This year’s Great North Run—the 25th anniversary of the event—saw a capacity entrance of 50,000 runners. Yet the hot weather brought a number of problems during the day that sadly included the death of 4 men.
With this in mind, my reflections on the run will be in two parts. Today I will talk about my actual run, a run that I believe has been my best yet. Later this week I want to talk about some of the sadder aspects of the event, but at the same time recall some of my happy memories that I will take from the day. I also plan to tell you all some exciting news regarding my fund-raising for the Bobby Moore Fund.
Before the Run
The night before the big day saw me travelling up to Thursby, a small town near Stockton-on-Tees, where I spent the night in student halls at the Durham University Stockton Campus.
Having spent a whole year in such accommodation during university, as well as using such facilities before my run in 2003, I knew what to expect, but I was still surprised by how bland and uninviting such rooms are. Fortunately this meant the table, chair, shower and bed couldn’t provide any distraction, and I went to bed at a very respectable 10:30pm. The following morning I raised out of bed at 6am, all refreshed and ready to run!
After an hour long coach trip into Newcastle (seeing some of the North-East’s magnificent industrial landscape as well as the beautiful Angel of the North), it was little a walk to the A167(M) Newcastle Central Motorway, that becomes home to a huge amount of runners and their families waiting to start the world’s biggest half marathon.
The two and half hours before the race soon passed, and before I knew it I was crossing the start line — of course 25 minutes after the race had started! From here on in, and unlike previous years, the first 4.5 miles where pretty easy—even those inclines that greet you as you enter Gateshead felt good!
Mile 1 was ran in 10 minutes, mile 2 in 11 minutes, mile 3 in 12… pretty good going for me. I intended to run at least until I reached the 5 mile mark where the first water station was. It turned out that this was at 4 and a half miles, and what with the shear number of people stopping to collect water, I decided to stop and walk, before starting to run again from 5 miles onwards.

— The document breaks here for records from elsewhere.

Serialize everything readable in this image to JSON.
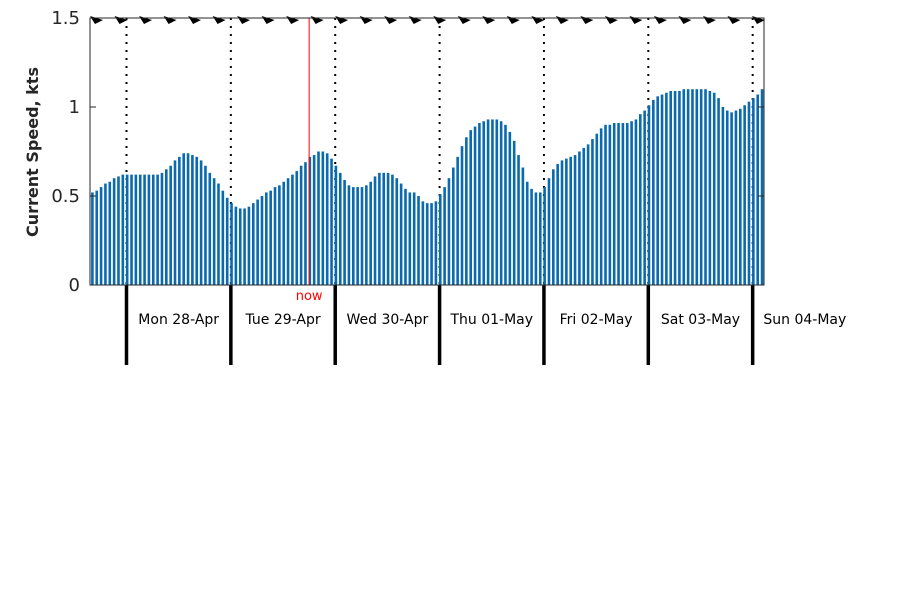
{
  "chart_data": {
    "type": "bar",
    "ylabel": "Current Speed, kts",
    "ylim": [
      0,
      1.5
    ],
    "yticks": [
      "0",
      "0.5",
      "1",
      "1.5"
    ],
    "now_label": "now",
    "now_position_days": 1.75,
    "day_labels": [
      "Mon 28-Apr",
      "Tue 29-Apr",
      "Wed 30-Apr",
      "Thu 01-May",
      "Fri 02-May",
      "Sat 03-May",
      "Sun 04-May"
    ],
    "hours_per_bar": 1,
    "bar_color": "#0b6aad",
    "now_color": "#ff0000",
    "direction_arrows_count": 28,
    "values": [
      0.52,
      0.53,
      0.55,
      0.57,
      0.58,
      0.6,
      0.61,
      0.62,
      0.62,
      0.62,
      0.62,
      0.62,
      0.62,
      0.62,
      0.62,
      0.62,
      0.63,
      0.65,
      0.67,
      0.7,
      0.72,
      0.74,
      0.74,
      0.73,
      0.72,
      0.7,
      0.67,
      0.63,
      0.6,
      0.57,
      0.53,
      0.49,
      0.46,
      0.44,
      0.43,
      0.43,
      0.44,
      0.46,
      0.48,
      0.5,
      0.52,
      0.53,
      0.55,
      0.56,
      0.58,
      0.6,
      0.62,
      0.64,
      0.67,
      0.69,
      0.72,
      0.73,
      0.75,
      0.75,
      0.74,
      0.71,
      0.67,
      0.63,
      0.59,
      0.56,
      0.55,
      0.55,
      0.55,
      0.56,
      0.58,
      0.61,
      0.63,
      0.63,
      0.63,
      0.62,
      0.6,
      0.57,
      0.54,
      0.52,
      0.52,
      0.5,
      0.47,
      0.46,
      0.46,
      0.47,
      0.51,
      0.55,
      0.6,
      0.66,
      0.72,
      0.78,
      0.83,
      0.87,
      0.89,
      0.91,
      0.92,
      0.93,
      0.93,
      0.93,
      0.92,
      0.9,
      0.86,
      0.81,
      0.73,
      0.66,
      0.58,
      0.54,
      0.52,
      0.52,
      0.55,
      0.6,
      0.65,
      0.68,
      0.7,
      0.71,
      0.72,
      0.73,
      0.75,
      0.77,
      0.79,
      0.82,
      0.85,
      0.88,
      0.9,
      0.9,
      0.91,
      0.91,
      0.91,
      0.91,
      0.92,
      0.93,
      0.96,
      0.98,
      1.01,
      1.04,
      1.06,
      1.07,
      1.08,
      1.09,
      1.09,
      1.09,
      1.1,
      1.1,
      1.1,
      1.1,
      1.1,
      1.1,
      1.09,
      1.08,
      1.05,
      1.0,
      0.98,
      0.97,
      0.98,
      0.99,
      1.01,
      1.03,
      1.05,
      1.07,
      1.1
    ]
  }
}
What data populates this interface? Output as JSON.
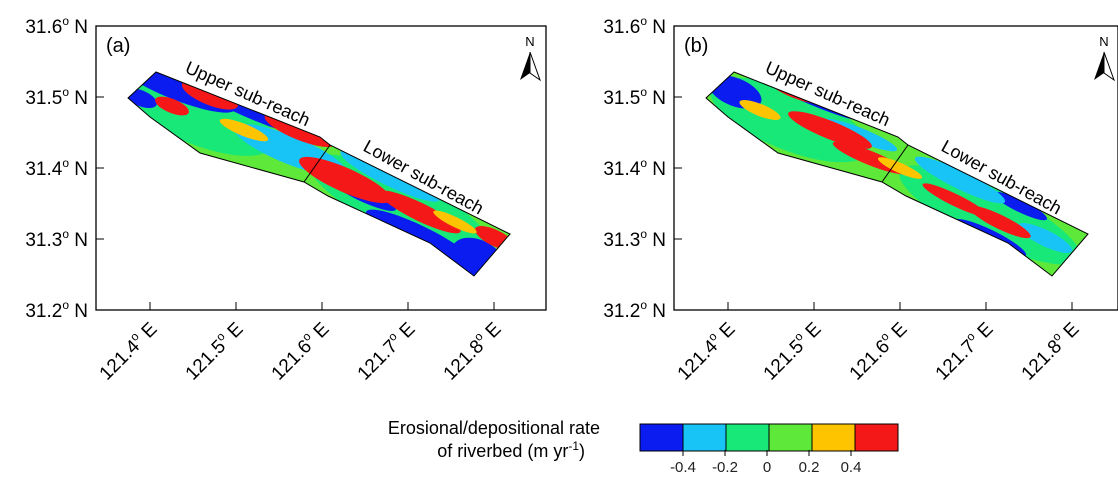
{
  "panels": [
    {
      "tag": "(a)",
      "y_ticks": [
        {
          "num": "31.6",
          "deg": "o",
          "dir": " N",
          "value": 31.6
        },
        {
          "num": "31.5",
          "deg": "o",
          "dir": " N",
          "value": 31.5
        },
        {
          "num": "31.4",
          "deg": "o",
          "dir": " N",
          "value": 31.4
        },
        {
          "num": "31.3",
          "deg": "o",
          "dir": " N",
          "value": 31.3
        },
        {
          "num": "31.2",
          "deg": "o",
          "dir": " N",
          "value": 31.2
        }
      ],
      "x_ticks": [
        {
          "num": "121.4",
          "deg": "o",
          "dir": " E",
          "value": 121.4
        },
        {
          "num": "121.5",
          "deg": "o",
          "dir": " E",
          "value": 121.5
        },
        {
          "num": "121.6",
          "deg": "o",
          "dir": " E",
          "value": 121.6
        },
        {
          "num": "121.7",
          "deg": "o",
          "dir": " E",
          "value": 121.7
        },
        {
          "num": "121.8",
          "deg": "o",
          "dir": " E",
          "value": 121.8
        }
      ],
      "upper_label": "Upper sub-reach",
      "lower_label": "Lower sub-reach",
      "north_label": "N"
    },
    {
      "tag": "(b)",
      "y_ticks": [
        {
          "num": "31.6",
          "deg": "o",
          "dir": " N",
          "value": 31.6
        },
        {
          "num": "31.5",
          "deg": "o",
          "dir": " N",
          "value": 31.5
        },
        {
          "num": "31.4",
          "deg": "o",
          "dir": " N",
          "value": 31.4
        },
        {
          "num": "31.3",
          "deg": "o",
          "dir": " N",
          "value": 31.3
        },
        {
          "num": "31.2",
          "deg": "o",
          "dir": " N",
          "value": 31.2
        }
      ],
      "x_ticks": [
        {
          "num": "121.4",
          "deg": "o",
          "dir": " E",
          "value": 121.4
        },
        {
          "num": "121.5",
          "deg": "o",
          "dir": " E",
          "value": 121.5
        },
        {
          "num": "121.6",
          "deg": "o",
          "dir": " E",
          "value": 121.6
        },
        {
          "num": "121.7",
          "deg": "o",
          "dir": " E",
          "value": 121.7
        },
        {
          "num": "121.8",
          "deg": "o",
          "dir": " E",
          "value": 121.8
        }
      ],
      "upper_label": "Upper sub-reach",
      "lower_label": "Lower sub-reach",
      "north_label": "N"
    }
  ],
  "legend": {
    "title_line1": "Erosional/depositional rate",
    "title_line2_prefix": "of riverbed (m yr",
    "title_line2_sup": "-1",
    "title_line2_suffix": ")",
    "tick_labels": [
      "-0.4",
      "-0.2",
      "0",
      "0.2",
      "0.4"
    ],
    "colors": [
      "#0a1cf0",
      "#18c4f5",
      "#18e878",
      "#5ee83a",
      "#ffc400",
      "#f51818"
    ]
  }
}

In hindsight I see that this perhaps a little silly—the best way to keep running is well, er, not to stop! Still I ran a few more miles, reaching South Tyneside far quicker than in both previous runs, and run over 90% of the first 10k. I was feeling positive, confident in my running, and actually had a pain in my left foot that only hurt when I walked—spurring me on to run even further!
At about 7/8 miles it all started going to pot. I began walking more and more, but still at a rate of 15 minutes to a mile which wasn’t too bad considering. Running would often occur upon hearing the bands and the cheering locals—these all provide a huge amount of motivation. Entering South Shields also spurred me on, and at one point I was thinking I may be able to cross the finish line in 2’ 30”!

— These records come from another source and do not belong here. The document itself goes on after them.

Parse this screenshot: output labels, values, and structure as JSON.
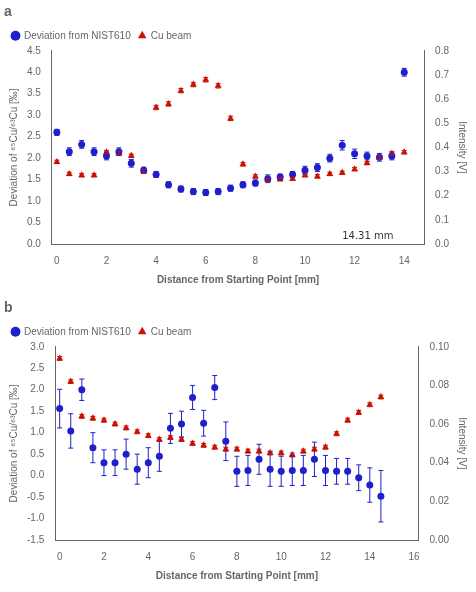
{
  "chart_data": [
    {
      "type": "scatter",
      "title": "a",
      "x": [
        0.0,
        0.5,
        1.0,
        1.5,
        2.0,
        2.5,
        3.0,
        3.5,
        4.0,
        4.5,
        5.0,
        5.5,
        6.0,
        6.5,
        7.0,
        7.5,
        8.0,
        8.5,
        9.0,
        9.5,
        10.0,
        10.5,
        11.0,
        11.5,
        12.0,
        12.5,
        13.0,
        13.5,
        14.0
      ],
      "series": [
        {
          "name": "Deviation from NIST610",
          "color": "#1f1fcc",
          "marker": "circle",
          "values": [
            2.6,
            2.15,
            2.32,
            2.15,
            2.05,
            2.15,
            1.88,
            1.72,
            1.62,
            1.38,
            1.28,
            1.22,
            1.2,
            1.22,
            1.3,
            1.38,
            1.42,
            1.52,
            1.56,
            1.62,
            1.72,
            1.78,
            2.0,
            2.3,
            2.1,
            2.05,
            2.02,
            2.05,
            4.0
          ],
          "errors": [
            0.07,
            0.09,
            0.09,
            0.09,
            0.09,
            0.09,
            0.09,
            0.07,
            0.07,
            0.07,
            0.07,
            0.07,
            0.07,
            0.07,
            0.07,
            0.07,
            0.07,
            0.09,
            0.07,
            0.07,
            0.09,
            0.09,
            0.09,
            0.11,
            0.11,
            0.09,
            0.09,
            0.09,
            0.09
          ]
        },
        {
          "name": "Cu beam",
          "color": "#cc1100",
          "marker": "triangle",
          "axis": "y2",
          "values": [
            0.34,
            0.29,
            0.285,
            0.285,
            0.38,
            0.375,
            0.365,
            0.3,
            0.565,
            0.58,
            0.635,
            0.66,
            0.68,
            0.655,
            0.52,
            0.33,
            0.28,
            0.265,
            0.268,
            0.27,
            0.285,
            0.28,
            0.29,
            0.295,
            0.31,
            0.335,
            0.358,
            0.375,
            0.38
          ],
          "errors": [
            0.007,
            0.007,
            0.007,
            0.007,
            0.007,
            0.007,
            0.007,
            0.007,
            0.009,
            0.009,
            0.009,
            0.009,
            0.009,
            0.009,
            0.009,
            0.007,
            0.007,
            0.007,
            0.007,
            0.007,
            0.007,
            0.007,
            0.007,
            0.007,
            0.007,
            0.007,
            0.007,
            0.007,
            0.007
          ]
        }
      ],
      "xlabel": "Distance from Starting Point [mm]",
      "ylabel": "Deviation of ⁶⁵Cu/⁶³Cu [‰]",
      "y2label": "Intensity [V]",
      "xlim": [
        -0.2,
        14.8
      ],
      "xticks": [
        0,
        2,
        4,
        6,
        8,
        10,
        12,
        14
      ],
      "ylim": [
        0.0,
        4.5
      ],
      "yticks": [
        {
          "value": 0,
          "label": "0.0"
        },
        0.5,
        {
          "value": 1,
          "label": "1.0"
        },
        1.5,
        {
          "value": 2,
          "label": "2.0"
        },
        2.5,
        {
          "value": 3,
          "label": "3.0"
        },
        3.5,
        {
          "value": 4,
          "label": "4.0"
        },
        4.5
      ],
      "y2lim": [
        0.0,
        0.8
      ],
      "y2ticks": [
        {
          "value": 0,
          "label": "0.0"
        },
        0.1,
        0.2,
        0.3,
        0.4,
        0.5,
        0.6,
        0.7,
        0.8
      ],
      "annotations": [
        {
          "text": "14.31 mm",
          "x": 11.5,
          "y": 0.12
        }
      ],
      "legend": "upper left",
      "grid": false
    },
    {
      "type": "scatter",
      "title": "b",
      "x": [
        0.0,
        0.5,
        1.0,
        1.5,
        2.0,
        2.5,
        3.0,
        3.5,
        4.0,
        4.5,
        5.0,
        5.5,
        6.0,
        6.5,
        7.0,
        7.5,
        8.0,
        8.5,
        9.0,
        9.5,
        10.0,
        10.5,
        11.0,
        11.5,
        12.0,
        12.5,
        13.0,
        13.5,
        14.0,
        14.5
      ],
      "series": [
        {
          "name": "Deviation from NIST610",
          "color": "#1f1fcc",
          "marker": "circle",
          "values": [
            1.56,
            1.04,
            2.0,
            0.65,
            0.3,
            0.3,
            0.5,
            0.15,
            0.3,
            0.45,
            1.1,
            1.2,
            1.82,
            1.22,
            2.05,
            0.8,
            0.1,
            0.12,
            0.38,
            0.15,
            0.1,
            0.12,
            0.12,
            0.38,
            0.12,
            0.1,
            0.1,
            -0.05,
            -0.22,
            -0.48
          ],
          "errors": [
            0.45,
            0.4,
            0.25,
            0.35,
            0.3,
            0.3,
            0.35,
            0.35,
            0.35,
            0.35,
            0.35,
            0.3,
            0.28,
            0.3,
            0.28,
            0.45,
            0.35,
            0.35,
            0.35,
            0.4,
            0.35,
            0.35,
            0.35,
            0.4,
            0.35,
            0.3,
            0.3,
            0.3,
            0.4,
            0.6
          ]
        },
        {
          "name": "Cu beam",
          "color": "#cc1100",
          "marker": "triangle",
          "axis": "y2",
          "values": [
            0.094,
            0.082,
            0.064,
            0.063,
            0.062,
            0.06,
            0.058,
            0.056,
            0.054,
            0.052,
            0.053,
            0.052,
            0.05,
            0.049,
            0.048,
            0.047,
            0.047,
            0.046,
            0.046,
            0.045,
            0.045,
            0.044,
            0.046,
            0.047,
            0.048,
            0.055,
            0.062,
            0.066,
            0.07,
            0.074
          ],
          "errors": [
            0.001,
            0.001,
            0.001,
            0.001,
            0.001,
            0.001,
            0.001,
            0.001,
            0.001,
            0.001,
            0.001,
            0.001,
            0.001,
            0.001,
            0.001,
            0.001,
            0.001,
            0.001,
            0.001,
            0.001,
            0.001,
            0.001,
            0.001,
            0.001,
            0.001,
            0.001,
            0.001,
            0.001,
            0.001,
            0.001
          ]
        }
      ],
      "xlabel": "Distance from Starting Point [mm]",
      "ylabel": "Deviation of ⁶⁵Cu/⁶³Cu [‰]",
      "y2label": "Intensity [V]",
      "xlim": [
        -0.2,
        16.2
      ],
      "xticks": [
        0,
        2,
        4,
        6,
        8,
        10,
        12,
        14,
        16
      ],
      "ylim": [
        -1.5,
        3.0
      ],
      "yticks": [
        -1.5,
        {
          "value": -1,
          "label": "-1.0"
        },
        -0.5,
        {
          "value": 0,
          "label": "0.0"
        },
        0.5,
        {
          "value": 1,
          "label": "1.0"
        },
        1.5,
        {
          "value": 2,
          "label": "2.0"
        },
        2.5,
        {
          "value": 3,
          "label": "3.0"
        }
      ],
      "y2lim": [
        0.0,
        0.1
      ],
      "y2ticks": [
        {
          "value": 0,
          "label": "0.00"
        },
        0.02,
        0.04,
        0.06,
        0.08,
        {
          "value": 0.1,
          "label": "0.10"
        }
      ],
      "legend": "upper left",
      "grid": false
    }
  ]
}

However, the last two or so miles in South Shields are that of an continual incline that seems to take everything out of you, before a cruel and steep drop before the sea-front and the final 1.1 miles. I ran as much of this last leg as I could, but as I approached the finish line I actually found it harder harder to keep running. This was unlike previous years in which saw me sprint towards the finish, which just goes to prove how much effort I put in this year.
I crossed the line with a time of 2 hour 49 minutes and 14 seconds—a new personal best! This time is 10 minutes faster than my last half marathon I completed in Stafford earlier in the year, and whilst hard to compare with previous ‘official’ results from the 2003 and 2004 Great North Runs (this year saw the introduction of accurate ‘chip’ timing) it is a massive improvement.

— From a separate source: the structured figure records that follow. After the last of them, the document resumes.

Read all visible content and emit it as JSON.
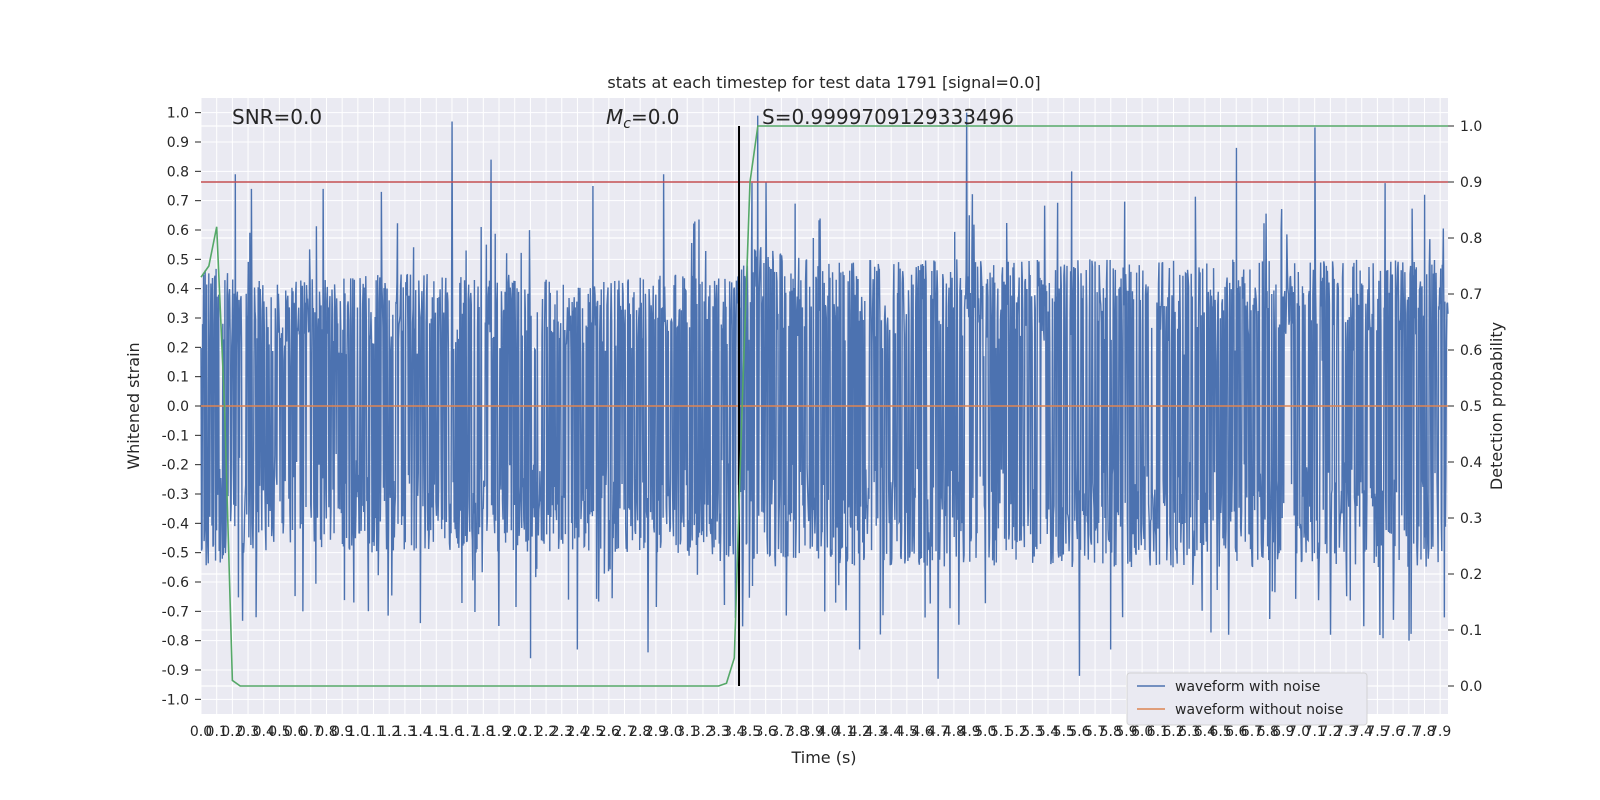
{
  "chart_data": {
    "type": "line",
    "title": "stats at each timestep for test data 1791 [signal=0.0]",
    "xlabel": "Time (s)",
    "ylabel": "Whitened strain",
    "y2label": "Detection probability",
    "xlim": [
      0.0,
      7.95
    ],
    "ylim": [
      -1.05,
      1.05
    ],
    "y2lim": [
      -0.05,
      1.05
    ],
    "x_ticks": [
      0.0,
      0.1,
      0.2,
      0.3,
      0.4,
      0.5,
      0.6,
      0.7,
      0.8,
      0.9,
      1.0,
      1.1,
      1.2,
      1.3,
      1.4,
      1.5,
      1.6,
      1.7,
      1.8,
      1.9,
      2.0,
      2.1,
      2.2,
      2.3,
      2.4,
      2.5,
      2.6,
      2.7,
      2.8,
      2.9,
      3.0,
      3.1,
      3.2,
      3.3,
      3.4,
      3.5,
      3.6,
      3.7,
      3.8,
      3.9,
      4.0,
      4.1,
      4.2,
      4.3,
      4.4,
      4.5,
      4.6,
      4.7,
      4.8,
      4.9,
      5.0,
      5.1,
      5.2,
      5.3,
      5.4,
      5.5,
      5.6,
      5.7,
      5.8,
      5.9,
      6.0,
      6.1,
      6.2,
      6.3,
      6.4,
      6.5,
      6.6,
      6.7,
      6.8,
      6.9,
      7.0,
      7.1,
      7.2,
      7.3,
      7.4,
      7.5,
      7.6,
      7.7,
      7.8,
      7.9
    ],
    "y_ticks": [
      1.0,
      0.9,
      0.8,
      0.7,
      0.6,
      0.5,
      0.4,
      0.3,
      0.2,
      0.1,
      0.0,
      -0.1,
      -0.2,
      -0.3,
      -0.4,
      -0.5,
      -0.6,
      -0.7,
      -0.8,
      -0.9,
      -1.0
    ],
    "y2_ticks": [
      1.0,
      0.9,
      0.8,
      0.7,
      0.6,
      0.5,
      0.4,
      0.3,
      0.2,
      0.1,
      0.0
    ],
    "grid": true,
    "legend_position": "lower-right",
    "series": [
      {
        "name": "waveform with noise",
        "color": "#4c72b0",
        "style": "dense-noise",
        "envelope_upper": [
          [
            0.0,
            0.5
          ],
          [
            0.2,
            0.45
          ],
          [
            0.5,
            0.42
          ],
          [
            1.0,
            0.45
          ],
          [
            1.5,
            0.45
          ],
          [
            2.0,
            0.45
          ],
          [
            2.5,
            0.42
          ],
          [
            3.0,
            0.45
          ],
          [
            3.4,
            0.45
          ],
          [
            3.5,
            0.55
          ],
          [
            4.0,
            0.5
          ],
          [
            4.5,
            0.5
          ],
          [
            5.0,
            0.5
          ],
          [
            5.5,
            0.5
          ],
          [
            6.0,
            0.5
          ],
          [
            6.5,
            0.5
          ],
          [
            7.0,
            0.5
          ],
          [
            7.5,
            0.5
          ],
          [
            7.95,
            0.5
          ]
        ],
        "envelope_lower": [
          [
            0.0,
            -0.55
          ],
          [
            0.5,
            -0.5
          ],
          [
            1.0,
            -0.5
          ],
          [
            1.5,
            -0.5
          ],
          [
            2.0,
            -0.5
          ],
          [
            2.5,
            -0.5
          ],
          [
            3.0,
            -0.5
          ],
          [
            3.5,
            -0.55
          ],
          [
            4.0,
            -0.55
          ],
          [
            4.5,
            -0.55
          ],
          [
            5.0,
            -0.55
          ],
          [
            5.5,
            -0.55
          ],
          [
            6.0,
            -0.55
          ],
          [
            6.5,
            -0.55
          ],
          [
            7.0,
            -0.55
          ],
          [
            7.5,
            -0.55
          ],
          [
            7.95,
            -0.55
          ]
        ],
        "peaks": [
          [
            0.22,
            0.79
          ],
          [
            0.32,
            0.74
          ],
          [
            0.78,
            0.74
          ],
          [
            1.15,
            0.73
          ],
          [
            1.6,
            0.97
          ],
          [
            1.85,
            0.84
          ],
          [
            2.5,
            0.75
          ],
          [
            2.95,
            0.79
          ],
          [
            3.55,
            0.99
          ],
          [
            4.88,
            1.0
          ],
          [
            5.55,
            0.8
          ],
          [
            6.6,
            0.88
          ],
          [
            7.1,
            0.95
          ],
          [
            7.55,
            0.76
          ],
          [
            7.8,
            0.72
          ]
        ],
        "troughs": [
          [
            0.35,
            -0.72
          ],
          [
            0.65,
            -0.7
          ],
          [
            1.4,
            -0.74
          ],
          [
            1.9,
            -0.75
          ],
          [
            2.1,
            -0.86
          ],
          [
            2.4,
            -0.83
          ],
          [
            2.85,
            -0.84
          ],
          [
            4.2,
            -0.83
          ],
          [
            4.7,
            -0.93
          ],
          [
            5.6,
            -0.92
          ],
          [
            5.8,
            -0.83
          ],
          [
            6.55,
            -0.78
          ],
          [
            7.2,
            -0.78
          ],
          [
            7.7,
            -0.8
          ]
        ]
      },
      {
        "name": "waveform without noise",
        "color": "#dd8452",
        "x": [
          0.0,
          7.95
        ],
        "y": [
          0.0,
          0.0
        ]
      },
      {
        "name": "detection probability",
        "axis": "y2",
        "color": "#55a868",
        "x": [
          0.0,
          0.05,
          0.1,
          0.15,
          0.2,
          0.25,
          0.3,
          0.5,
          1.0,
          1.5,
          2.0,
          2.5,
          3.0,
          3.2,
          3.3,
          3.35,
          3.4,
          3.45,
          3.5,
          3.55,
          3.6,
          3.8,
          4.0,
          5.0,
          6.0,
          7.0,
          7.95
        ],
        "y": [
          0.73,
          0.75,
          0.82,
          0.5,
          0.01,
          0.0,
          0.0,
          0.0,
          0.0,
          0.0,
          0.0,
          0.0,
          0.0,
          0.0,
          0.0,
          0.005,
          0.05,
          0.5,
          0.9,
          1.0,
          1.0,
          1.0,
          1.0,
          1.0,
          1.0,
          1.0,
          1.0
        ]
      }
    ],
    "threshold_line": {
      "y2": 0.9,
      "color": "#c44e52"
    },
    "event_line": {
      "x": 3.43,
      "color": "#000000"
    },
    "annotations": {
      "snr": "SNR=0.0",
      "mc_symbol": "M",
      "mc_subscript": "c",
      "mc_value": "=0.0",
      "s": "S=0.9999709129333496"
    }
  }
}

Whilst I was aiming for 2:45, and a little disappointed, I did prove to myself that I am capable of getting better and better times. And with such a positive result, I was also able to work out what changes I need to make to continue this improvement. This of course means training (hmmm, one day!) but perhaps more importantly better footwear and better nutrition in the weeks before the race (more pasta, more water).